Любила ли меня мать? Не знаю. Она за меня цеплялась, это точно, это было, но чуть что, оставляла где попало. И тут же извивалась от невозможности достать денег, она никогда не могла их заработать, всегда гроши, что-то где-то вымаливала и приносила. Тешила, нежила и била меня, когда срывалась вечно взведенная внутри нее пружина. Впрочем, и я был не сахар.
Румяная жаба с ножиком весело разворотила мои кишки, поискала, где там зловредный отросток, но он тоже так, видимо, ее боялся, так удачно спрятался, что найти его уже не представлялось возможным. Ну, животик она аккуратно зашила, но все никак не могла успокоиться, что же это за финтифлюшка, которая сумела увернуться от нее, опытной разрезательницы детей. Поэтому через пару дней она снова все расшила и опять долго искала негодяя. Увы! Так и остался при мне мой храбрый отросток, до сих пор, вот он, пошевеливается, молодец удалой, хоть она и в третий раз подступала с ножиком, но ей помешала вторая старушка, которая задумала поставить другой научный эксперимент: она придумала, как вытаскивать из моего уже зашитого живота перитонитовый гной длинной иглой, почему-то через легкое, видимо, чтоб усложнить задачу. К сожалению, легкое вскоре заразилось, отчего позже пришлось разрезать меня уже вдоль и поперек, ломая и вытаскивая ребра, чтоб отрезать пришедший в негодность легочный кусок.
Причем ни из одного ребра женщины так и не сделали, видимо, мал я оказался для производства женщин. А может, и сделали, но мне не показывают? А первая румяная жаба все рассказывала полоумной моей матери, что вот-вот поставит меня на ножки и я побегу по дорожке, и приносила мне из личного огорода то спелый помидорчик, то яблочко, показывая всем, как она ко мне неравнодушна, отчего и я чувствовал к ней приливы нежности и тоску оттого, что ничем не могу порадовать бодрую старушку, поскольку помираю день ото дня и никаких помидорчиков уже не хочу, потому что жду очередного протыкания полуметровой иглой и хлороформа, тягучий вкус и запах которого преследовал меня много лет и до сих пор, если вдруг услышу его в какой-нибудь заштатной больничке, сразу ноги отваливаются и тянет травануть, и чудится эта необыкновенно длинная, готовая проткнуть меня игла.
Мать не знала, как благодарить замечательную врачиху. Она, взяв для храбрости тетю Клавдю, подлавливала ее на улице, чтобы из-за угла всучить ей взятку в виде масленки, до краев заполненную сливочным маслом; где они его взяли? Сами сделали? Из молока тети-клавдиной Зорьки? Но даже я понимал, что это плохая взятка, маленькая, не настоящая.
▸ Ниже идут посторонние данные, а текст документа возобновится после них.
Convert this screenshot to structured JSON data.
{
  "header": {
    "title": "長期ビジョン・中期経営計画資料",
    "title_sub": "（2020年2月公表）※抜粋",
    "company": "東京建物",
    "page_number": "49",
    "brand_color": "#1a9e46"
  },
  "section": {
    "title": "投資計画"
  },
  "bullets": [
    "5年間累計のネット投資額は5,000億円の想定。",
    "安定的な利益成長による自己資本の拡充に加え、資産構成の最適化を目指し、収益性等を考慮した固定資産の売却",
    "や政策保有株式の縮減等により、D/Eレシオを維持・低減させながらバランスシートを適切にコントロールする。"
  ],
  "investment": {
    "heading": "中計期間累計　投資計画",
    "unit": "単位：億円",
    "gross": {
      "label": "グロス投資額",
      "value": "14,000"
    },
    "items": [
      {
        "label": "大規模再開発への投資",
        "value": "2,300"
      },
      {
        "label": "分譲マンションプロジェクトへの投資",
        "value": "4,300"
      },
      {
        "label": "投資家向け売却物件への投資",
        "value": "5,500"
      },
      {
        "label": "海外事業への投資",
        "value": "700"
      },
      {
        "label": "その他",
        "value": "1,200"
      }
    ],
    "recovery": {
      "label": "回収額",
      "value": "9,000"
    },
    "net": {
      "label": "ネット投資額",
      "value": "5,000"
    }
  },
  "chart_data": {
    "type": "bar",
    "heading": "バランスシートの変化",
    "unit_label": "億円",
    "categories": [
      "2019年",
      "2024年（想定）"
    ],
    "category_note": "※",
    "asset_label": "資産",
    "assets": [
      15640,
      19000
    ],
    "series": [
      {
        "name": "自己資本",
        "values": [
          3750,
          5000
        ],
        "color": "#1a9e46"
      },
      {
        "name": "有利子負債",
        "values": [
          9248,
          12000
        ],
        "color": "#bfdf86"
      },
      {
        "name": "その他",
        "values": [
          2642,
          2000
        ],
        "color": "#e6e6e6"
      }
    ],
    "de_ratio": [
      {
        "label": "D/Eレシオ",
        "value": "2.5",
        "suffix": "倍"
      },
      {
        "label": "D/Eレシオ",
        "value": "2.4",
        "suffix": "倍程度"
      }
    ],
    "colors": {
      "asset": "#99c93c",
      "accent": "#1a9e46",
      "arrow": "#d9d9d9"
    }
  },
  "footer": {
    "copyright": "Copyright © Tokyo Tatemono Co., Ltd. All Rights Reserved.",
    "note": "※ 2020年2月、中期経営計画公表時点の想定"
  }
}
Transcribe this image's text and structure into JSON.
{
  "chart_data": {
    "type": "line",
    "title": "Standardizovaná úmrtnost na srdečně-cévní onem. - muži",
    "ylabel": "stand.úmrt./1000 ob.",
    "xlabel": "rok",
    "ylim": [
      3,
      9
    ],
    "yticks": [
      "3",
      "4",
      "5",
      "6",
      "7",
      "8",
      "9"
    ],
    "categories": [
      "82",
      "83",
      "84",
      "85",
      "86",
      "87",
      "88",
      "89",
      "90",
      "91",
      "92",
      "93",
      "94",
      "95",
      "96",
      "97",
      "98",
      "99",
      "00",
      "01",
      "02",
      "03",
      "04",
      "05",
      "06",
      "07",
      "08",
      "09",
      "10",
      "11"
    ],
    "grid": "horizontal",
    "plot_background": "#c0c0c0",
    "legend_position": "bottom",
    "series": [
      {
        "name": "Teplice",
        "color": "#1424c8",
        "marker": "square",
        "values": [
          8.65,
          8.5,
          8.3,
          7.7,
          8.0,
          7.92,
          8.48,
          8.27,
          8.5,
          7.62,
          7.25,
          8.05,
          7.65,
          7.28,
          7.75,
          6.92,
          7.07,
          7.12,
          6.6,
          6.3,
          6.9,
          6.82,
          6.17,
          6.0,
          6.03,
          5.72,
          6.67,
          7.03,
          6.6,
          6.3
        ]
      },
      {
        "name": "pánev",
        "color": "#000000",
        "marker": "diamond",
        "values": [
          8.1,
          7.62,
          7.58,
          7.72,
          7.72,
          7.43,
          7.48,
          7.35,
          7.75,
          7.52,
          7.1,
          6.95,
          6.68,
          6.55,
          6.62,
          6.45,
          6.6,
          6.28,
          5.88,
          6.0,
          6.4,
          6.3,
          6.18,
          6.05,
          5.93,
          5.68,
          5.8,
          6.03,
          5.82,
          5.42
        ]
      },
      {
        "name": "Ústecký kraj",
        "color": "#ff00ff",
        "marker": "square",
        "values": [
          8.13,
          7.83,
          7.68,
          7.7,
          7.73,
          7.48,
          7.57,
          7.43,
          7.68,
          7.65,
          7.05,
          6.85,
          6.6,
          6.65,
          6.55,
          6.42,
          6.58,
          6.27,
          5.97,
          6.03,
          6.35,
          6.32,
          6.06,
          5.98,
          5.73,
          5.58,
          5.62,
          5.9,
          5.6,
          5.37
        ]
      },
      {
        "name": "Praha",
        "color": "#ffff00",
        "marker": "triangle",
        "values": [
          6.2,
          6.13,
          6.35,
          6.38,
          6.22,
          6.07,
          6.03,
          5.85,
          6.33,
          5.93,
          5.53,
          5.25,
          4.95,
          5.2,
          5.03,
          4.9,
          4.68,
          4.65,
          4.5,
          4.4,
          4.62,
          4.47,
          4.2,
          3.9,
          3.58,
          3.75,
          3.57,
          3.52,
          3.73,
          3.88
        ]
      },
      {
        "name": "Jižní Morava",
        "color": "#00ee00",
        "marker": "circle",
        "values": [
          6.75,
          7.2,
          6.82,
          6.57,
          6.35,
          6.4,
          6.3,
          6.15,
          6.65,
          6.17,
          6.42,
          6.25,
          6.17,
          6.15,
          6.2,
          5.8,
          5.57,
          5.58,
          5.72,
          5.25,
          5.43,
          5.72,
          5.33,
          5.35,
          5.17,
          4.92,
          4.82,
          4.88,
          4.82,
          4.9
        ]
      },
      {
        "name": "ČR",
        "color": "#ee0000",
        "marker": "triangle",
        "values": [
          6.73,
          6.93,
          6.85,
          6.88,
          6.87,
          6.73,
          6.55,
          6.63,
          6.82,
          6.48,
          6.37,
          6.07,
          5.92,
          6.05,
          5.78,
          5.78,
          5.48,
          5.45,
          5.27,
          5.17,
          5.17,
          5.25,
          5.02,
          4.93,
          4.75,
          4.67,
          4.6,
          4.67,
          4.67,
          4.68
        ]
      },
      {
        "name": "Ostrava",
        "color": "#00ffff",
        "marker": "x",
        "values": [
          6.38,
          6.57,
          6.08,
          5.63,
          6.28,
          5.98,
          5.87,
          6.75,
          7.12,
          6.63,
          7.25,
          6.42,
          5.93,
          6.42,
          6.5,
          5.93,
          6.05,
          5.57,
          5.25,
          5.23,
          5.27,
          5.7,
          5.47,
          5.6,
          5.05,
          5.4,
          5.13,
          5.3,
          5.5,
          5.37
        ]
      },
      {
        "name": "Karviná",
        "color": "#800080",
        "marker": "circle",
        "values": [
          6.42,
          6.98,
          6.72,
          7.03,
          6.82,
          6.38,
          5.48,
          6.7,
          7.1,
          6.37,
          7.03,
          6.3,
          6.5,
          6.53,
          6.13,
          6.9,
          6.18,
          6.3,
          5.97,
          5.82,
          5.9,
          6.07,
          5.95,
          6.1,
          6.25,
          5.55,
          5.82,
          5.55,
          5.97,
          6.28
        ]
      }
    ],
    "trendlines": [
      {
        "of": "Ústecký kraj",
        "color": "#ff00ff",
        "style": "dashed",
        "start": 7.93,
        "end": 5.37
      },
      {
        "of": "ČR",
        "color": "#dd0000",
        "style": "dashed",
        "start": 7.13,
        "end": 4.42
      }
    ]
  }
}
Я не говорил этого матери, хотя она советовалась со мной, что бы такое врачихе дать, а что со мной советоваться, я же знал, что у матери все равно ничего нет.
Вскоре все это меня вообще перестало интересовать, я плавал в своих дымных забытьях, поджидая, когда все это хоть как-то, но закончится. Добрая старушка знала, как, когда и чем, потому масла не брала, поджимала губки, приводя мать мою в состояние судорог, поскольку та сразу переставала понимать, как же еще можно выразить спасительнице свою признательность.
Однажды, выключившись из серой бредятины, я обнаружил возле койки еще одну мою тетку, Таню, сестру моего убитого отца, взявшуюся неведомо откуда, из-за тридевяти земель, из своего Ташкента, отцовская родня не любила мою бесполезную мать и не поддерживала с ней отношений, хотя со мной поддерживала как с носителем папиной крови, поздравляла и звала в гости. Немыслимо было представить, чтоб кто-то из родни когда-нибудь к нам приехал, но вот она вдруг явилась, мать мне шептала: ее дед послал, сам уже плох, уже не может оперировать, руки дрожат, она теперь оперирует вместо него, все его знаменитые операции, он ее научил, она тоже уже становится знаменитостью. Вот он ее и послал разведать, что там случилось, у него интуиция, ее не хотели отпускать, но дед послал, ему показалось, что меня надо спасать. Видимо, очень уж отчаянное письмо написала им мать.